Maybe one alternative is to compute each bin of the histogram independently, as that would provide scalar returns to the function. I'm not an specialist in autodiff to be more precise about what to suggest there.
I see, however it seems you get a different kind of error as I do (you get DimensionMismatch
and I get UndefRefError
). My complete function actually computes a scalar in the end since it computes the MSE to a reference 2pt function, but I guess the same undefined access applies.
Can you share something about your code, such to at least we can localize the issue?
Sure! here are my "core" functions. I believe the issue can be reproduced with randomly distributed particles in a box since my dataset is a bit large (though the "before" dataset I shared in a past issue may work too):
bin_edges = 10 .^range(-2, stop = log10(50), length=11)
positions = 2000. .* rand(3, 600000)
box_size = [2e3 for _ = 1:3]
box = Box(box_size, 5.)
cl = CellList(positions, box)
function coordinate_separation(a, b, box_size)
delta = abs(a - b)
return (delta > 0.5*box_size ? delta - box_size : delta)*sign(a-b)
end
function diff_build_histogram!(i, j ,hist, coordinates, bin_edges, box_size)
d2 = sum(abs2, coordinate_separation.(view(coordinates, : , i), view(coordinates, :, j), box_size))
ibin = searchsortedlast(bin_edges, sqrt(d2))
if (ibin > 0) && ibin <= length(bin_edges)
hist[ibin] += 1
end #if
return hist
end
function loss(positions, box, cl, bin_edges, box_size)
hist = zeros(Int,size(bin_edges,1)-1);
println("Counting pairs...")
# Run calculation
map_pairwise!(
(_, _, i, j, _, hist) -> diff_build_histogram!(i, j, hist, positions, bin_edges, box_size),
hist, box, cl; show_progress = true
)
println("Done")
N = size(positions,2)
hist = hist / (N * (N - 1))
norm = @. (4/3) * π * (bin_edges[2:end]^3 -bin_edges[1:end-1]^3) / (box_size[1] * box_size[2] * box_size[3])
hist ./= norm
mean(abs.(hist - xi_ref)) # I think for testing purposes xi_ref can be 0.
end #func
ReverseDiff.gradient((x) -> loss(x, box, cl, bin_edges, box_size), positions)

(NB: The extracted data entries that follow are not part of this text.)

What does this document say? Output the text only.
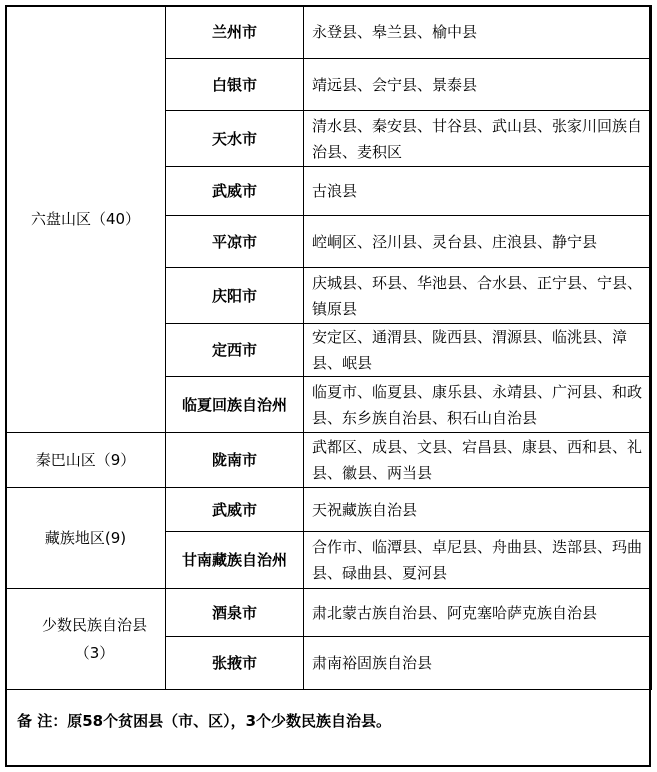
六盘山区（40）	兰州市	永登县、皋兰县、榆中县
	白银市	靖远县、会宁县、景泰县
	天水市	清水县、秦安县、甘谷县、武山县、张家川回族自治县、麦积区
	武威市	古浪县
	平凉市	崆峒区、泾川县、灵台县、庄浪县、静宁县
	庆阳市	庆城县、环县、华池县、合水县、正宁县、宁县、镇原县
	定西市	安定区、通渭县、陇西县、渭源县、临洮县、漳县、岷县
	临夏回族自治州	临夏市、临夏县、康乐县、永靖县、广河县、和政县、东乡族自治县、积石山自治县
秦巴山区（9）	陇南市	武都区、成县、文县、宕昌县、康县、西和县、礼县、徽县、两当县
藏族地区(9)	武威市	天祝藏族自治县
	甘南藏族自治州	合作市、临潭县、卓尼县、舟曲县、迭部县、玛曲县、碌曲县、夏河县
少数民族自治县（3）	酒泉市	肃北蒙古族自治县、阿克塞哈萨克族自治县
	张掖市	肃南裕固族自治县
备 注：原58个贫困县（市、区），3个少数民族自治县。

Sorry, actually in my last test it seems to work (I did deactivate parallelization). All gradients seem to be are 0 but that may be because the histogram is just not differentiable.
I would try to compute a single count (of one bin) in a regular scalar variable to see how that works.
Then, if that works, maybe it is possible to create the histogram with an immutable structure (a Svector, for example).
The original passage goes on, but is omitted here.